Yo siento que me acabo. Que envejezco. Y sé que ver y oír a un viejo enfada cuando se desea continuar siendo joven. He aquí una razón para no llevarme bien con mi generación. Soy más viejo que mis contemporáneos.
Siento que el mundo es una guerra. Una invasión, un continuo luchar. Busco un refugio entre las ruinas. Salgo diario a combate, a combatir el espejo, la calle, el mismo sol, con el aliento amargo del café y del cigarro. Los recibos de la luz y el teléfono, la renta y el agua, el gas y la tarjeta de crédito, son ejércitos que derriban las murallas forjadas por mi corazón para defenderme cada mes de los bárbaros embates de las cuentas. Las cuentas infinitas en las que no cabe el tiempo.
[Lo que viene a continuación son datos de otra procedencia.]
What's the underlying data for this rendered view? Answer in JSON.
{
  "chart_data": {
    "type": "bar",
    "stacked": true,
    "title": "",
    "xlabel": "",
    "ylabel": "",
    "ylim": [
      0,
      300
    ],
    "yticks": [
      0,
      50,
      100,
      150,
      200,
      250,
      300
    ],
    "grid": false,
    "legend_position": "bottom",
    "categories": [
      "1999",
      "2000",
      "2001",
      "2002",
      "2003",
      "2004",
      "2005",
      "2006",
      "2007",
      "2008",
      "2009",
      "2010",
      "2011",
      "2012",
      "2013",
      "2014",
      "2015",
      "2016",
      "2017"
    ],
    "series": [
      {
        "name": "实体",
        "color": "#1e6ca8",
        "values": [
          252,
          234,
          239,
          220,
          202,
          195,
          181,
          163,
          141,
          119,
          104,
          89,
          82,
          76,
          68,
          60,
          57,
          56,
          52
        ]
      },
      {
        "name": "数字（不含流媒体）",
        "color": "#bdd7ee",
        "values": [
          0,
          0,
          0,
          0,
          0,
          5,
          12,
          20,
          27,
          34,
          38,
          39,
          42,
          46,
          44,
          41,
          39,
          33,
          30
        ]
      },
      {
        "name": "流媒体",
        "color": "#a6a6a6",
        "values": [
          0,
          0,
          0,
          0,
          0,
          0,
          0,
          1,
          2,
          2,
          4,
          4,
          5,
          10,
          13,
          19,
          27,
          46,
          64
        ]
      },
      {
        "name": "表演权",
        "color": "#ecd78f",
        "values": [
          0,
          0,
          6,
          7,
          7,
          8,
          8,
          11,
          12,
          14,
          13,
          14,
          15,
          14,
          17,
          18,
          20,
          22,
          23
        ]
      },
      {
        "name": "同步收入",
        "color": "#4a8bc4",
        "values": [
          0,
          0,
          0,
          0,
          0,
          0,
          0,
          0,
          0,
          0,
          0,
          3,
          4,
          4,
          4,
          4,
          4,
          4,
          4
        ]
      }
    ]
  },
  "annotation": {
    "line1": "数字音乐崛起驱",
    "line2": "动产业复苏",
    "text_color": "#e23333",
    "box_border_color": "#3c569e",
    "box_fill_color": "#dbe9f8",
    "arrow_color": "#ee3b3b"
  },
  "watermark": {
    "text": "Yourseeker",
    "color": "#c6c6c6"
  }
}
Y para mí, que quiero ser escritor, Aquiles es una hoja en blanco. Y yo que soy un hombre común, Aquiles no tiene rostro, es la pura nada, pero es la muerte de pies ligeros. Yo voy a morir de pura intrascendencia. Porque no puedo huir. ¿En qué ciudad el tiempo no se fuga? ¿Adónde ir sin que me sigan mis propias quejas?
Si he de morir al menos pido un compromiso. Que mi muerte traiga días de tregua. Ya que la vida es un continuo luchar, que sea mi muerte un breve descanso. Celebren mis funerales.
Ése sería un buen final… lleno de incertidumbre.